O aspecto mais infeliz dessa leitura errônea, como revela o comentário muito explícito de Driscoll, é que o retrato de Jesus como “boxeador profissional” facilmente perverte o Jesus dos evangelhos, que escolhe morrer de amor por seus inimigos em vez de usar seu poder contra eles, e que manda que seus discípulos façam o mesmo (ver, por exemplo, Mateus 5:43-45; Lucas 6:27-36). Na verdade, lendo-se com cuidado essas passagens percebe-se que Jesus faz de amar os inimigos e de rejeitar toda a violência o pré-requisito para sermos considerados filhos de Deus. Amar os inimigos como ordenado por Jesus (e pelo restante do Novo Testamento; por exemplo Romanos 12:14, 17-21; 1 Pedro 2:21-23) requer que crucifiquemos o impulso de recorrer à violência, enquanto o modelo de Jesus como “boxeador profissional” com “o empenho de fazer alguém sangrar” permite que nos entreguemos candidamente a ele. Se podemos descartar o Jesus amante da paz como “um Cristo hippie, de fralda e de aura,” estamos também livres para infligir vingança sobre nossos inimigos a nosso bel prazer – sentindo-nos inteiramente justificados nisso.

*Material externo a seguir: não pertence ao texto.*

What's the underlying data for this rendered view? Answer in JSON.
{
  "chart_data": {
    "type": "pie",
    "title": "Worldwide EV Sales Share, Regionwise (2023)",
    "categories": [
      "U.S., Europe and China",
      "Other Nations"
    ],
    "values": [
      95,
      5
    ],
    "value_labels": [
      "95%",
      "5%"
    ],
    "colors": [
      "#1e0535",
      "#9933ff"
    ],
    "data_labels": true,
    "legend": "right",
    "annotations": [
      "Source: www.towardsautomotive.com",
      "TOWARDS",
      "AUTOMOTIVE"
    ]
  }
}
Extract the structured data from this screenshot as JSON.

Ora, não há como negar que o livro de Apocalipse está cheio de imagens de violência. Porém a interpretação literal dessas imagens não apenas contradiz o Jesus dos evangelhos e o ensino de não-violência do restante do Novo Testamento, mas ignora também o gênero e o contexto histórico do livro. Não apenas isso, a abordagem literal de Apocalipse deixa de atentar para os detalhes do uso que João faz uso de simbolismo apocalíptico e do Antigo Testamento.

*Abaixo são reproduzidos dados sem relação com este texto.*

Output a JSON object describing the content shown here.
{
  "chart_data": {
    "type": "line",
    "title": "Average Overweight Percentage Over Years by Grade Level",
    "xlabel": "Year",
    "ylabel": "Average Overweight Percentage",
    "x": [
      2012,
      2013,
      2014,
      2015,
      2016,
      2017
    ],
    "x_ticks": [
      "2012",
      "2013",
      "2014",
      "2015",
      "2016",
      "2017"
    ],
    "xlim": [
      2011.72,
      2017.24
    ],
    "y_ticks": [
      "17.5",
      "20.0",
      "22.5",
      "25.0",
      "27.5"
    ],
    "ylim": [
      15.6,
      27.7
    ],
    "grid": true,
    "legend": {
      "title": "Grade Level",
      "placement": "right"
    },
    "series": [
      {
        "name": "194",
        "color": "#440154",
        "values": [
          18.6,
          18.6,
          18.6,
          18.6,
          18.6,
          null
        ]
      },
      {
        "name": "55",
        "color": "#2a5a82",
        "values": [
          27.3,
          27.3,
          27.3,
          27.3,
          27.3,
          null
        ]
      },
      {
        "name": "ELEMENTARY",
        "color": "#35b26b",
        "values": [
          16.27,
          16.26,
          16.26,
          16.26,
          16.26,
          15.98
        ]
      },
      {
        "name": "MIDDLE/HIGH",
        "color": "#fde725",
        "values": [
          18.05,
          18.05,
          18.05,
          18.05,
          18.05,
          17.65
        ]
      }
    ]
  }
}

Por exemplo: como já observado por uma multidão de estudiosos, Jesus não traz a sua espada em punho, como alega Driscoll; ela, ao contrário, sai da sua boca (1:16; 2:16; 19:15,21), querendo dizer que Jesus derrota seus inimigos pelo mero ato de falar a verdade. Do mesmo modo, os santos não alcançam a vitória através de armas físicas, mas pelo “sangue do Cordeiro e pela palavra do seu testemunho” (12:11). Na mesma linha, é significativo que na cena climática de batalha em Apocalipse 19, o guerreiro Jesus vista uma túnica banhada de sangue mesmo antes que a batalha comece (versos 13 e seguintes). O sangue, muito claramente, não é de seus inimigos, que ele está ainda por combater. O que o simbolismo sugere, em vez disso, é que Jesus vai à batalha e em última instância reina supremo pelo derramamento de seu próprio sangue.

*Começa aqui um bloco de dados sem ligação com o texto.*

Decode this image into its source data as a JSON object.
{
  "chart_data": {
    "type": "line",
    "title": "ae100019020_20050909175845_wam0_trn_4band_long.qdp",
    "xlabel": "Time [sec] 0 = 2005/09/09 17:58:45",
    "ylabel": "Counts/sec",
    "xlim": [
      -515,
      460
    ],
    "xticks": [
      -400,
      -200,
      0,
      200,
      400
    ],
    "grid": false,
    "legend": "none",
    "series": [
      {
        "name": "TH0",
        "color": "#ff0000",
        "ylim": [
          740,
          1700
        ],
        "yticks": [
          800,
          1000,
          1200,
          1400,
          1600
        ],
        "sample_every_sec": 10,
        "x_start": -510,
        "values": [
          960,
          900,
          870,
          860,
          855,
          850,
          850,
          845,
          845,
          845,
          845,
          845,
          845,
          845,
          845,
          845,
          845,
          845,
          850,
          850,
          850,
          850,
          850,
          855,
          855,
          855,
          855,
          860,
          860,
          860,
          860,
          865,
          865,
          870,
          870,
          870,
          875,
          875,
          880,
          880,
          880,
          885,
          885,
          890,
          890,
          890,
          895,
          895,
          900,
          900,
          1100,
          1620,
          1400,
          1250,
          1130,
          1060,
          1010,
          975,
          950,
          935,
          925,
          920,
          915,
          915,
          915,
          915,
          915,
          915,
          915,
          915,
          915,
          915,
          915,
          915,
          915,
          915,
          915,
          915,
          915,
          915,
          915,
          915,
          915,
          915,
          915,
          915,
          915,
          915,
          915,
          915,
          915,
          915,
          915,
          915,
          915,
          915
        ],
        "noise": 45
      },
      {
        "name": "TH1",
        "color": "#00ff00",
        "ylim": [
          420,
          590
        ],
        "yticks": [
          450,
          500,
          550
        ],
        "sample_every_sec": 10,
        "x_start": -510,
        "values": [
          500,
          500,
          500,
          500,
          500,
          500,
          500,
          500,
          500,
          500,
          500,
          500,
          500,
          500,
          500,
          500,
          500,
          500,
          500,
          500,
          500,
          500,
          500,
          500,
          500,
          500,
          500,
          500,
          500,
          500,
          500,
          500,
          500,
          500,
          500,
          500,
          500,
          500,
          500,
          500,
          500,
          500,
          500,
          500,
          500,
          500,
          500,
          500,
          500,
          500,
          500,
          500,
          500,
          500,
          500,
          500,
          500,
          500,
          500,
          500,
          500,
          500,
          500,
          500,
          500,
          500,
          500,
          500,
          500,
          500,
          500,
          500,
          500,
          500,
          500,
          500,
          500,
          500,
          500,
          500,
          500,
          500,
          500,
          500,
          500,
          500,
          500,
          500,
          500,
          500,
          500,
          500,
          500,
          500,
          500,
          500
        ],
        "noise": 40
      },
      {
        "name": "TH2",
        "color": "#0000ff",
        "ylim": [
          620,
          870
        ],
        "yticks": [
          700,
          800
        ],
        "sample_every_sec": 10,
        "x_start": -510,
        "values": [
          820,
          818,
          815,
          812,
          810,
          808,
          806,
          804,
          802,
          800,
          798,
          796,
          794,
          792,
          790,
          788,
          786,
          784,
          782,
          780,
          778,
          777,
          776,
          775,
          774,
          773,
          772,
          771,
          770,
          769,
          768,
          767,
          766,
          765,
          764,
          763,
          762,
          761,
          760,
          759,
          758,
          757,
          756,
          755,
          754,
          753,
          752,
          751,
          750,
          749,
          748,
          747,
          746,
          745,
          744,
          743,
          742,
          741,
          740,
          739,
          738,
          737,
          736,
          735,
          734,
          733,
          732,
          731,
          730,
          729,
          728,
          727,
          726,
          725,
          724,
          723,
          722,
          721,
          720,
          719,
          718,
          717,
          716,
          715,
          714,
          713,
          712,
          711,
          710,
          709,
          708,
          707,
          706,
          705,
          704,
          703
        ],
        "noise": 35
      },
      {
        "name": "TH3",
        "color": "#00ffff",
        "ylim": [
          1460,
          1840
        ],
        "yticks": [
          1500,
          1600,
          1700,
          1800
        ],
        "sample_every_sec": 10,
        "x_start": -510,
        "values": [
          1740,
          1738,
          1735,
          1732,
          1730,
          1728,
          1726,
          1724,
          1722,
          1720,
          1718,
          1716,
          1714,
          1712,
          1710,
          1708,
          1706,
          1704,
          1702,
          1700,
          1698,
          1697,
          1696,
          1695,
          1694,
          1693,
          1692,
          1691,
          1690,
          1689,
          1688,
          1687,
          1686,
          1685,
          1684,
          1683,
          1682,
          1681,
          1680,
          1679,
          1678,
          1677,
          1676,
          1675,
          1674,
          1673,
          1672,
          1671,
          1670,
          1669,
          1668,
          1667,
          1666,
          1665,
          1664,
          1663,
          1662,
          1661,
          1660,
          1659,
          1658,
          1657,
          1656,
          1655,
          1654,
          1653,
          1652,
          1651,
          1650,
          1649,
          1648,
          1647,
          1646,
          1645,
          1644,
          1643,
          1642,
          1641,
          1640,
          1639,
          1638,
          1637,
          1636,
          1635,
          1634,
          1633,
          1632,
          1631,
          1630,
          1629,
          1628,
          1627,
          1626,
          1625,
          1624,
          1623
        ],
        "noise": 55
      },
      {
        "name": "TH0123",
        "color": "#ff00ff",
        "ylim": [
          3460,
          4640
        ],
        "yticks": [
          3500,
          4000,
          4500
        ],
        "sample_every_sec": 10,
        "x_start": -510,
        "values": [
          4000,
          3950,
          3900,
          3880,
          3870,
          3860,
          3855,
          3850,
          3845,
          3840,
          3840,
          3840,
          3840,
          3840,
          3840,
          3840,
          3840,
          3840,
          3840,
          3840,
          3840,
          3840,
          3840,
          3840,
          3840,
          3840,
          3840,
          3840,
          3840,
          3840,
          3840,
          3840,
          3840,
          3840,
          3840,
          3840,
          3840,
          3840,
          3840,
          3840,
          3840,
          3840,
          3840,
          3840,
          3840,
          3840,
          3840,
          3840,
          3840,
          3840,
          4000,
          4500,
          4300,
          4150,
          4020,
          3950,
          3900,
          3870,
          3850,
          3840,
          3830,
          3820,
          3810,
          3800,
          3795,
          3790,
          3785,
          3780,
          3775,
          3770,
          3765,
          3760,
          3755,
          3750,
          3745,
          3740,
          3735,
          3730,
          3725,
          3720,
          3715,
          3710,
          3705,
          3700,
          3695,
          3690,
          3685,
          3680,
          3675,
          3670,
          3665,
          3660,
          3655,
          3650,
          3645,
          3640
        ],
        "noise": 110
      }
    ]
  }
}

Isso está relacionado diretamente com aquela que talvez seja a imagem mais importante do livro. É crucial entender que o guerreiro banhado de sangue que batalha com as palavras da verdade é o Cordeiro abatido de Deus (por exemplo, 5:6-13). O Cordeiro assenta-se no trono e é o único “digno” de abrir o livro que revela o modo de Deus governar o mundo e derrotar a perversidade. Na verdade, muitos estudiosos argumentam que todo o propósito do livro do Apocalipse é defender diante das críticas o modo divino, sacrificial e semelhante a um cordeiro, de vencer o mal. Ou seja, o método de Deus, de vencer o mal pela disposição de morrer em vez de conquistar pela violência, deixa a impressão de que ao longo da história ele esteja sendo derrotado – porém todos verão que ele triunfa no final.

De qualquer modo, se interpretamos o Apocalipse em conformidade com seu gênero e dentro de seu contexto histórico original, e se atentamos para os modos engenhosos com que João utiliza o simbolismo tradicional, fica claro que João está se apropriando das imagens violentas do Antigo Testamento e dos apocalipses e revertendo-as por completo. Sim, há uma guerra de agressão e há derramamento de sangue; esta, porém, é uma guerra em que o Cordeiro e seus seguidores triunfam porque lutam contra o diabo e contra a Babilônia (representando todos os sistemas de governo) entregando fielmente suas vidas por amor à verdade – “o sangue do cordeiro e a palavra do testemunho deles”.